Kang Barata terus menggempur istrinya dengan berbagai gaya hingga empat ronde lamanya yang menghabiskan durasi dua jam lebih.
"Akang, ampun kenapa akang kuat banget sih. " gumam Jihan yang kelelahan setelah melayani sang suami. Barata terkekeh melihat istrinya terkapar tak berdaya, dia mendekapnya dari samping agar tak kedinginan.
"Neng, besok kita ke kampung kamu ya menemui ibu. " ajak Barata tiba tiba.
"Iya Kang. " jawab Jihan sambil tersenyum lebar, wanita itu menciumi dada sang suami membuat Barata menggelinjang geli.

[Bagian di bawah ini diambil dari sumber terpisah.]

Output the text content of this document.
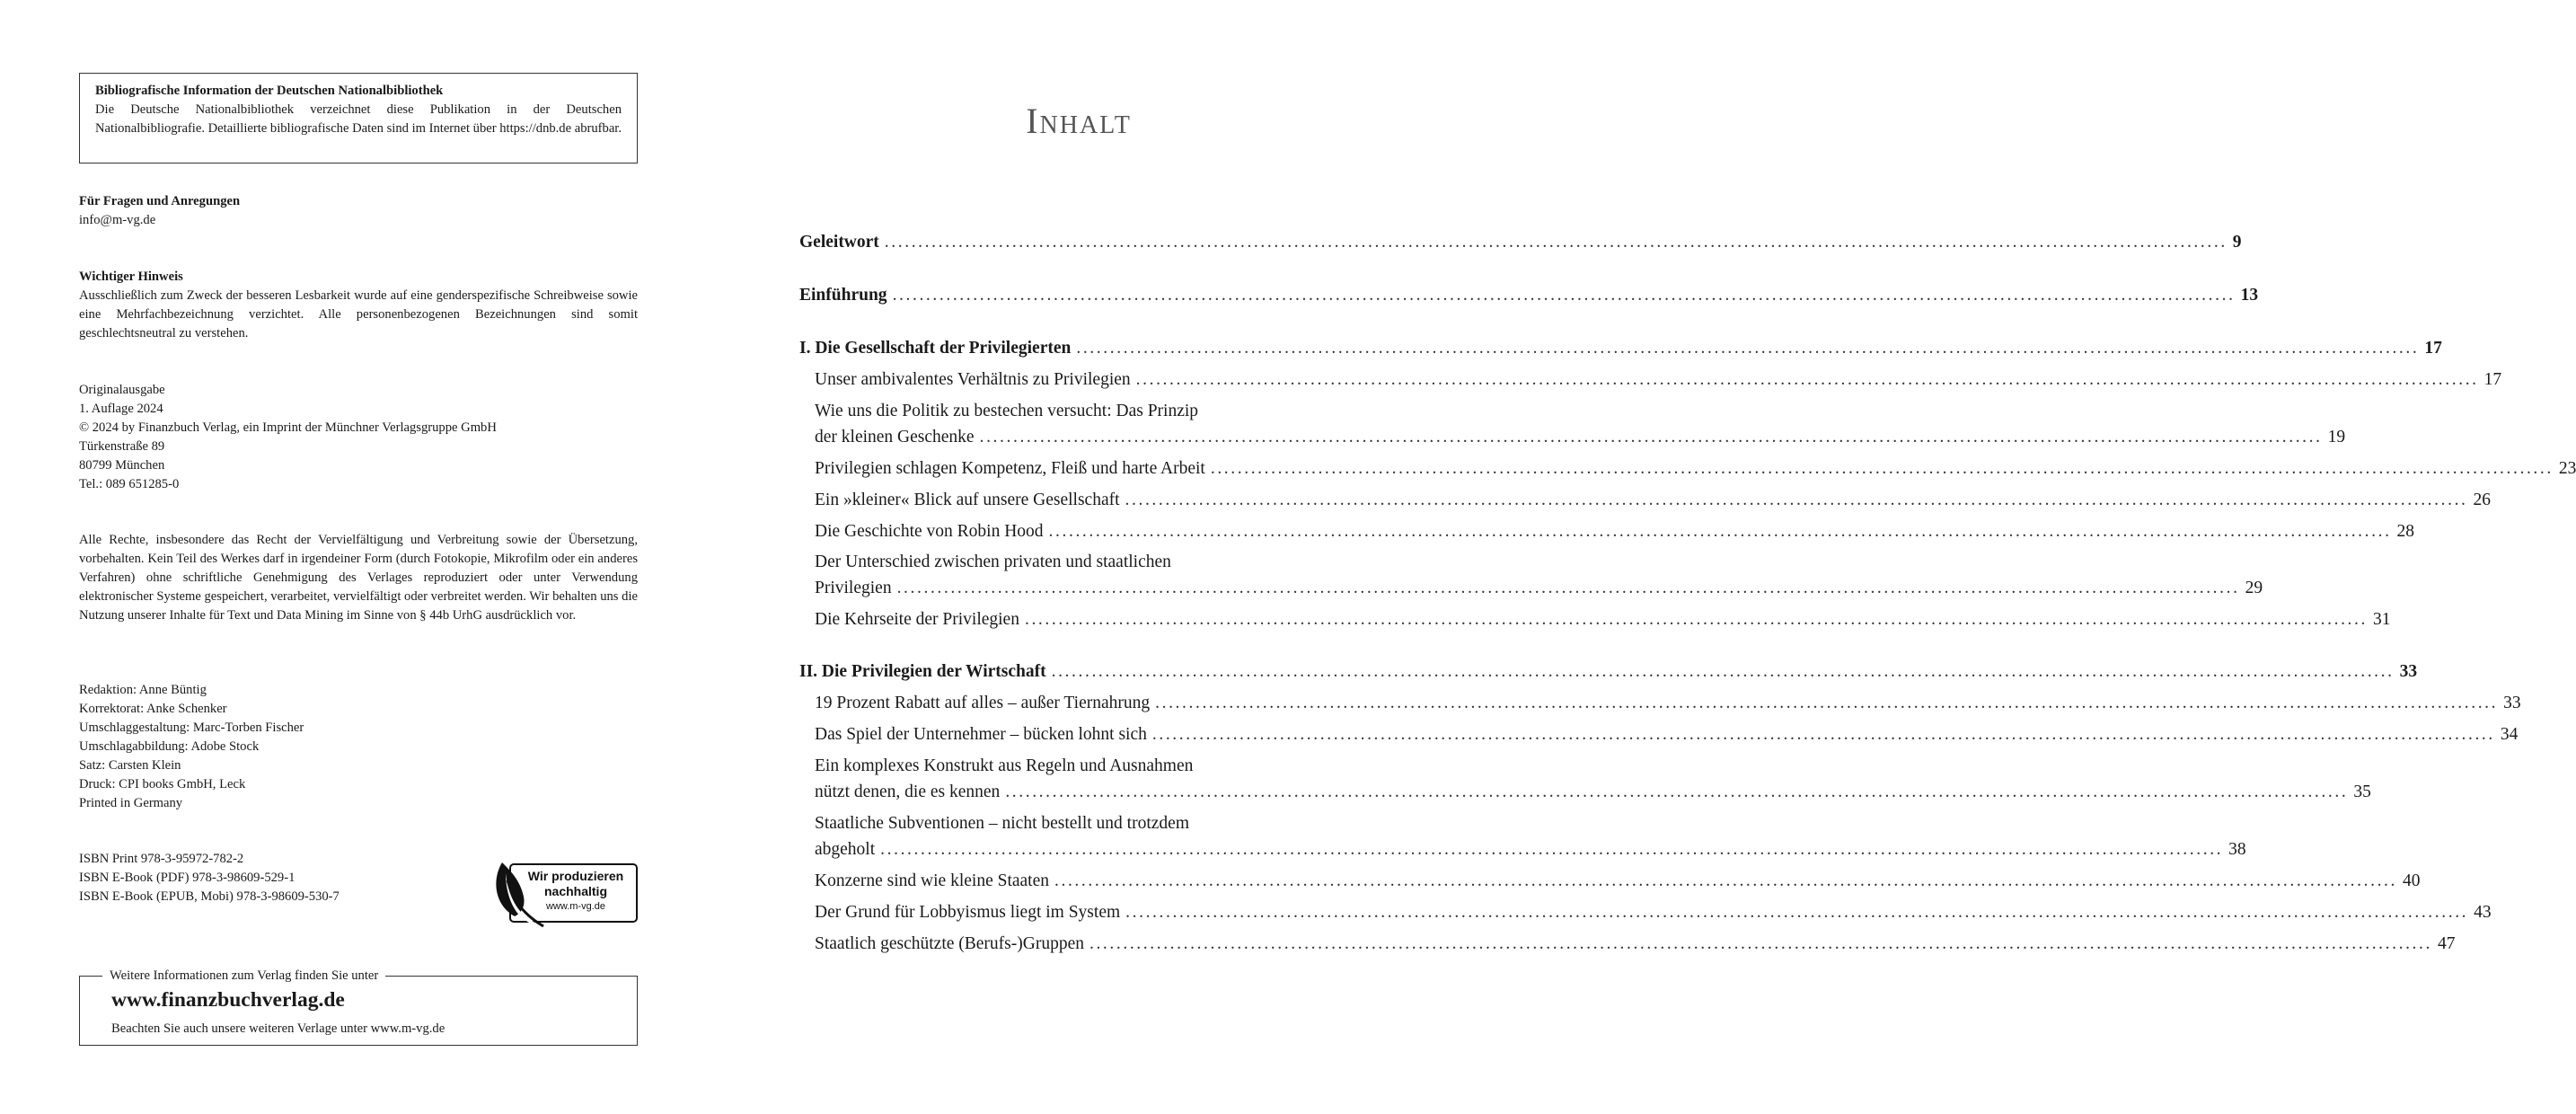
Bibliografische Information der Deutschen Nationalbibliothek
Die Deutsche Nationalbibliothek verzeichnet diese Publikation in der Deutschen Nationalbibliografie. Detaillierte bibliografische Daten sind im Internet über https://dnb.de abrufbar.
Für Fragen und Anregungen
info@m-vg.de
Wichtiger Hinweis
Ausschließlich zum Zweck der besseren Lesbarkeit wurde auf eine genderspezifische Schreibweise sowie eine Mehrfachbezeichnung verzichtet. Alle personenbezogenen Bezeichnungen sind somit geschlechtsneutral zu verstehen.
Originalausgabe
1. Auflage 2024
© 2024 by Finanzbuch Verlag, ein Imprint der Münchner Verlagsgruppe GmbH
Türkenstraße 89
80799 München
Tel.: 089 651285-0
Alle Rechte, insbesondere das Recht der Vervielfältigung und Verbreitung sowie der Übersetzung, vorbehalten. Kein Teil des Werkes darf in irgendeiner Form (durch Fotokopie, Mikrofilm oder ein anderes Verfahren) ohne schriftliche Genehmigung des Verlages reproduziert oder unter Verwendung elektronischer Systeme gespeichert, verarbeitet, vervielfältigt oder verbreitet werden. Wir behalten uns die Nutzung unserer Inhalte für Text und Data Mining im Sinne von § 44b UrhG ausdrücklich vor.
Redaktion: Anne Büntig
Korrektorat: Anke Schenker
Umschlaggestaltung: Marc-Torben Fischer
Umschlagabbildung: Adobe Stock
Satz: Carsten Klein
Druck: CPI books GmbH, Leck
Printed in Germany
ISBN Print 978-3-95972-782-2
ISBN E-Book (PDF) 978-3-98609-529-1
ISBN E-Book (EPUB, Mobi) 978-3-98609-530-7
Wir produzieren
nachhaltig
www.m-vg.de
Weitere Informationen zum Verlag finden Sie unter
www.finanzbuchverlag.de
Beachten Sie auch unsere weiteren Verlage unter www.m-vg.de
Inhalt
Geleitwort ........................................................................................................................................................................................................ 9
Einführung ........................................................................................................................................................................................................ 13
I. Die Gesellschaft der Privilegierten ........................................................................................................................................................................................................ 17
Unser ambivalentes Verhältnis zu Privilegien ........................................................................................................................................................................................................ 17
Wie uns die Politik zu bestechen versucht: Das Prinzip
der kleinen Geschenke ........................................................................................................................................................................................................ 19
Privilegien schlagen Kompetenz, Fleiß und harte Arbeit ........................................................................................................................................................................................................ 23
Ein »kleiner« Blick auf unsere Gesellschaft ........................................................................................................................................................................................................ 26
Die Geschichte von Robin Hood ........................................................................................................................................................................................................ 28
Der Unterschied zwischen privaten und staatlichen
Privilegien ........................................................................................................................................................................................................ 29
Die Kehrseite der Privilegien ........................................................................................................................................................................................................ 31
II. Die Privilegien der Wirtschaft ........................................................................................................................................................................................................ 33
19 Prozent Rabatt auf alles – außer Tiernahrung ........................................................................................................................................................................................................ 33
Das Spiel der Unternehmer – bücken lohnt sich ........................................................................................................................................................................................................ 34
Ein komplexes Konstrukt aus Regeln und Ausnahmen
nützt denen, die es kennen ........................................................................................................................................................................................................ 35
Staatliche Subventionen – nicht bestellt und trotzdem
abgeholt ........................................................................................................................................................................................................ 38
Konzerne sind wie kleine Staaten ........................................................................................................................................................................................................ 40
Der Grund für Lobbyismus liegt im System ........................................................................................................................................................................................................ 43
Staatlich geschützte (Berufs-)Gruppen ........................................................................................................................................................................................................ 47
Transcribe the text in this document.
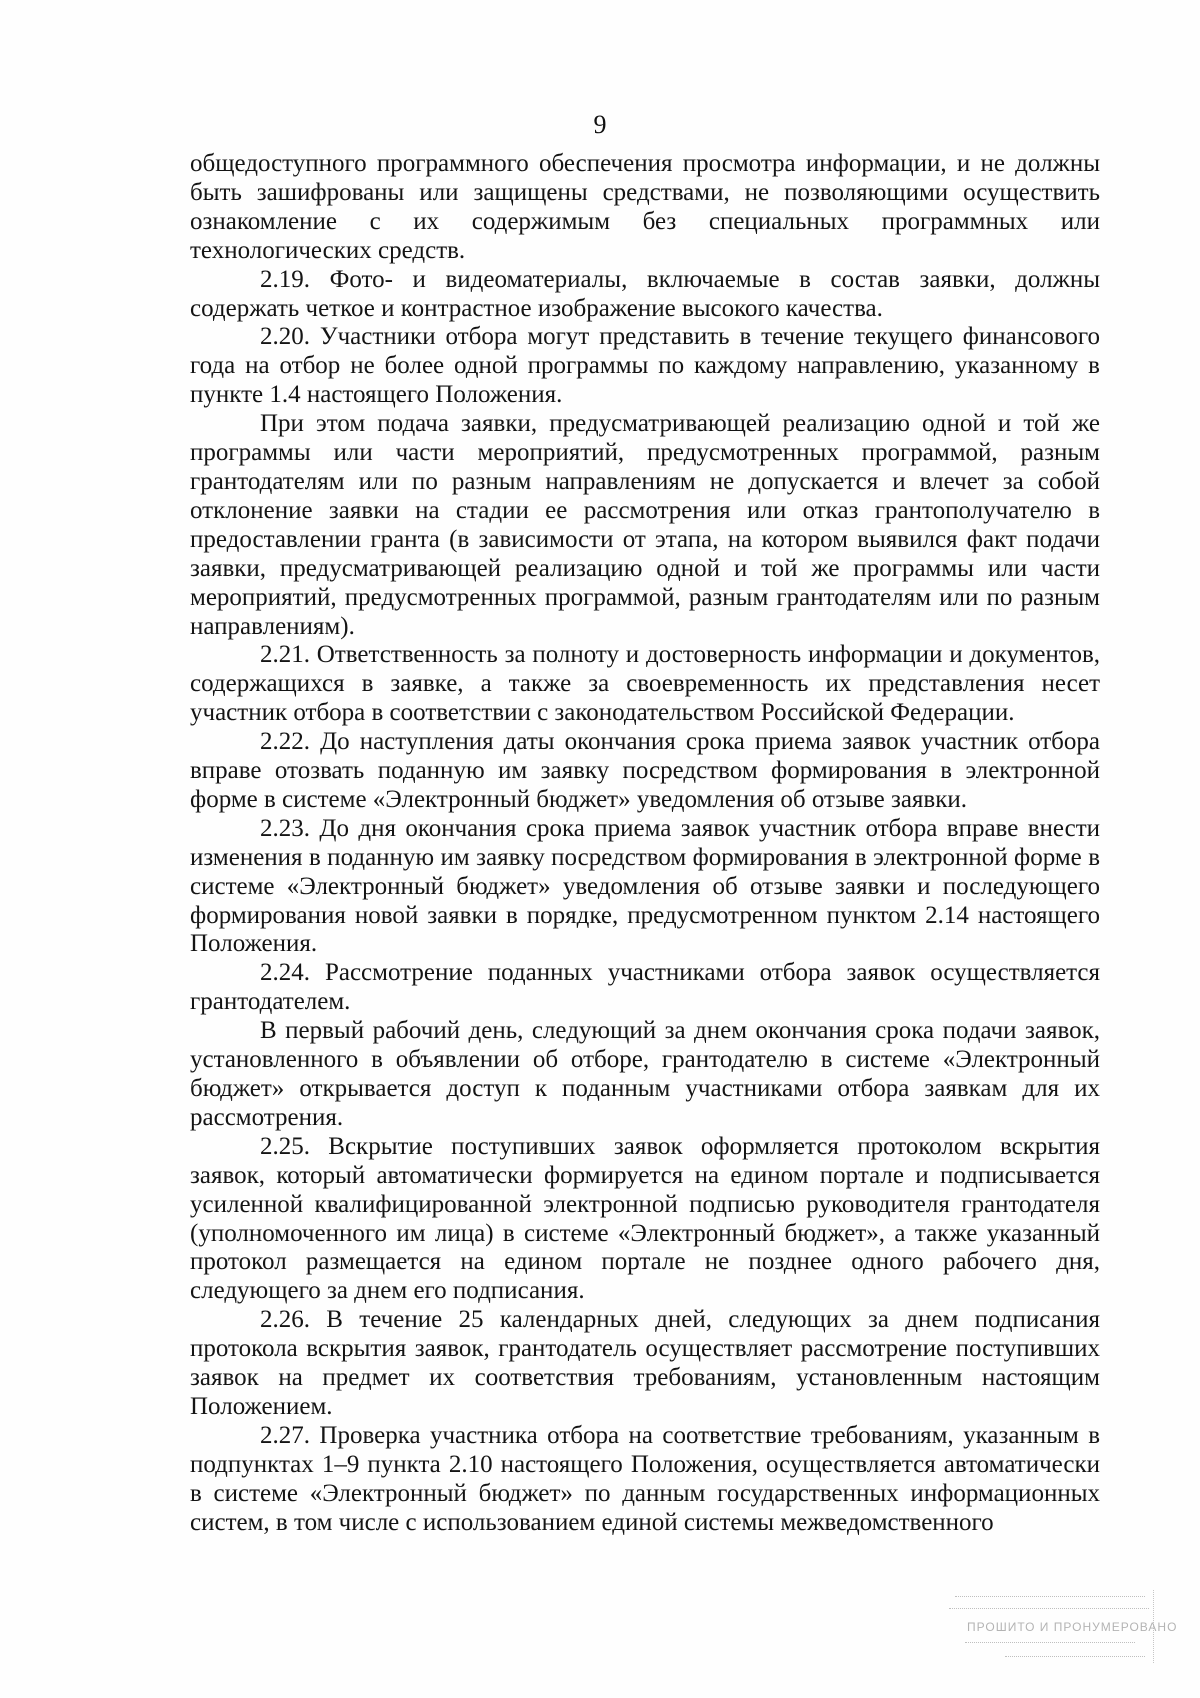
9

общедоступного программного обеспечения просмотра информации, и не должны быть зашифрованы или защищены средствами, не позволяющими осуществить ознакомление с их содержимым без специальных программных или технологических средств.

2.19. Фото- и видеоматериалы, включаемые в состав заявки, должны содержать четкое и контрастное изображение высокого качества.

2.20. Участники отбора могут представить в течение текущего финансового года на отбор не более одной программы по каждому направлению, указанному в пункте 1.4 настоящего Положения.

При этом подача заявки, предусматривающей реализацию одной и той же программы или части мероприятий, предусмотренных программой, разным грантодателям или по разным направлениям не допускается и влечет за собой отклонение заявки на стадии ее рассмотрения или отказ грантополучателю в предоставлении гранта (в зависимости от этапа, на котором выявился факт подачи заявки, предусматривающей реализацию одной и той же программы или части мероприятий, предусмотренных программой, разным грантодателям или по разным направлениям).

2.21. Ответственность за полноту и достоверность информации и документов, содержащихся в заявке, а также за своевременность их представления несет участник отбора в соответствии с законодательством Российской Федерации.

2.22. До наступления даты окончания срока приема заявок участник отбора вправе отозвать поданную им заявку посредством формирования в электронной форме в системе «Электронный бюджет» уведомления об отзыве заявки.

2.23. До дня окончания срока приема заявок участник отбора вправе внести изменения в поданную им заявку посредством формирования в электронной форме в системе «Электронный бюджет» уведомления об отзыве заявки и последующего формирования новой заявки в порядке, предусмотренном пунктом 2.14 настоящего Положения.

2.24. Рассмотрение поданных участниками отбора заявок осуществляется грантодателем.

В первый рабочий день, следующий за днем окончания срока подачи заявок, установленного в объявлении об отборе, грантодателю в системе «Электронный бюджет» открывается доступ к поданным участниками отбора заявкам для их рассмотрения.

2.25. Вскрытие поступивших заявок оформляется протоколом вскрытия заявок, который автоматически формируется на едином портале и подписывается усиленной квалифицированной электронной подписью руководителя грантодателя (уполномоченного им лица) в системе «Электронный бюджет», а также указанный протокол размещается на едином портале не позднее одного рабочего дня, следующего за днем его подписания.

2.26. В течение 25 календарных дней, следующих за днем подписания протокола вскрытия заявок, грантодатель осуществляет рассмотрение поступивших заявок на предмет их соответствия требованиям, установленным настоящим Положением.

2.27. Проверка участника отбора на соответствие требованиям, указанным в подпунктах 1–9 пункта 2.10 настоящего Положения, осуществляется автоматически в системе «Электронный бюджет» по данным государственных информационных систем, в том числе с использованием единой системы межведомственного

ПРОШИТО И ПРОНУМЕРОВАНО
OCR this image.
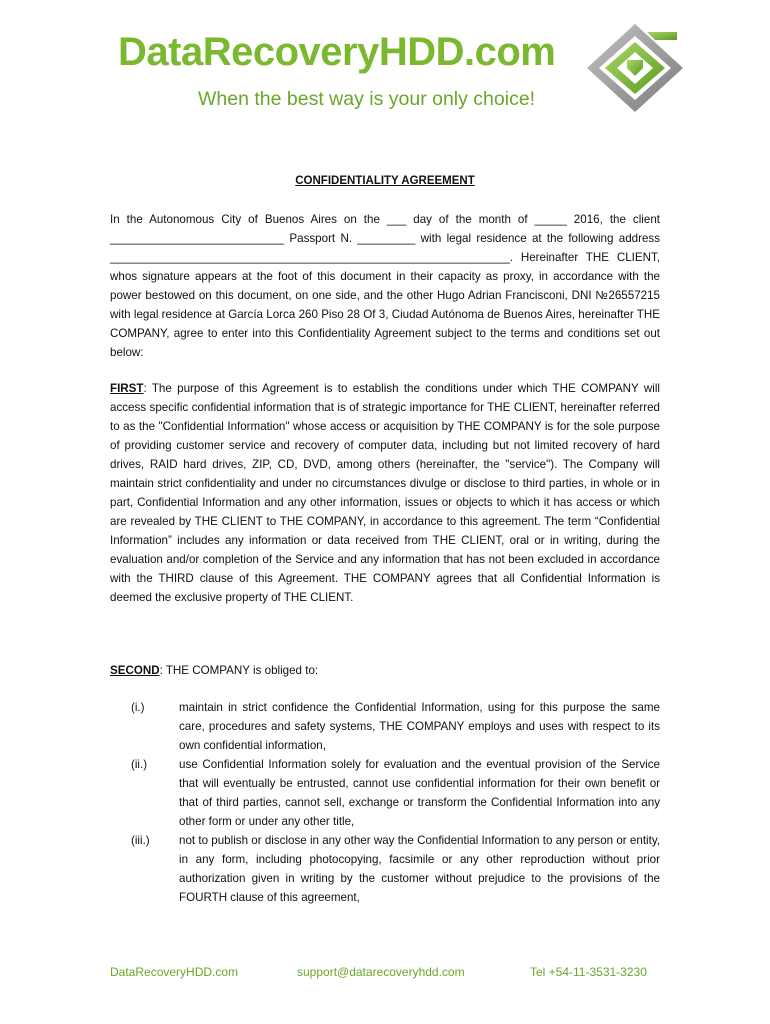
DataRecoveryHDD.com
When the best way is your only choice!
CONFIDENTIALITY AGREEMENT
In the Autonomous City of Buenos Aires on the ___ day of the month of _____ 2016, the client ___________________________ Passport N. _________ with legal residence at the following address ______________________________________________________________. Hereinafter THE CLIENT, whos signature appears at the foot of this document in their capacity as proxy, in accordance with the power bestowed on this document, on one side, and the other Hugo Adrian Francisconi, DNI №26557215 with legal residence at García Lorca 260 Piso 28 Of 3, Ciudad Autónoma de Buenos Aires, hereinafter THE COMPANY, agree to enter into this Confidentiality Agreement subject to the terms and conditions set out below:
FIRST: The purpose of this Agreement is to establish the conditions under which THE COMPANY will access specific confidential information that is of strategic importance for THE CLIENT, hereinafter referred to as the "Confidential Information" whose access or acquisition by THE COMPANY is for the sole purpose of providing customer service and recovery of computer data, including but not limited recovery of hard drives, RAID hard drives, ZIP, CD, DVD, among others (hereinafter, the "service"). The Company will maintain strict confidentiality and under no circumstances divulge or disclose to third parties, in whole or in part, Confidential Information and any other information, issues or objects to which it has access or which are revealed by THE CLIENT to THE COMPANY, in accordance to this agreement. The term “Confidential Information” includes any information or data received from THE CLIENT, oral or in writing, during the evaluation and/or completion of the Service and any information that has not been excluded in accordance with the THIRD clause of this Agreement. THE COMPANY agrees that all Confidential Information is deemed the exclusive property of THE CLIENT.
SECOND: THE COMPANY is obliged to:
(i.)	maintain in strict confidence the Confidential Information, using for this purpose the same care, procedures and safety systems, THE COMPANY employs and uses with respect to its own confidential information,
(ii.)	use Confidential Information solely for evaluation and the eventual provision of the Service that will eventually be entrusted, cannot use confidential information for their own benefit or that of third parties, cannot sell, exchange or transform the Confidential Information into any other form or under any other title,
(iii.)	not to publish or disclose in any other way the Confidential Information to any person or entity, in any form, including photocopying, facsimile or any other reproduction without prior authorization given in writing by the customer without prejudice to the provisions of the FOURTH clause of this agreement,
DataRecoveryHDD.com	support@datarecoveryhdd.com	Tel +54-11-3531-3230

Wanita itu langsung pias merasakan sesuatu kembali terbangun, dia menatap horor suaminya yang kini tersenyum miring padanya.
Dan mereka mengulangnya lagi dan lagi seakan tidak pernah bosan untuk melakukan hal itu.
Tengah malam kegiatan panas itu terhenti, Jihan berada dalam pelukan suami perkasanya ini. Barata menciumi pucuk kepala istrinya dengan penuh kasih sayang. "Akang cinta sama kamu neng, hanya eneng yang akan menjadi istri dari akang. " gumam Barata dengan lembut.
Pria itu segera memejamkan kata, menyusup istri nya yang tidur duluan.
Pagi datang begitu cepat, sebelum pergi Barata sempat menghubungi Kang Hardi untuk mengurus usahanya membuat gerabah. Dia telah siap dengan motor, Jihan ke luar dan segera membonceng di belakang. Mereka menyapa warga yang lewat di sana, perjalanan menuju ke kampung Riwangi membutuhkan waktu satu jam melalui jalan raya.
Tiba di rumah ibunya, keduanya langsung turun dari motor. Ibu Lastri ke luar, terkejut melihat putrinya kembali. Wanita paruh baya itu menyuruh mereka masuk ke dalam. Keduanya saling berpelukan melepas rindu, ibu Lastri menciumi wajah sang anak.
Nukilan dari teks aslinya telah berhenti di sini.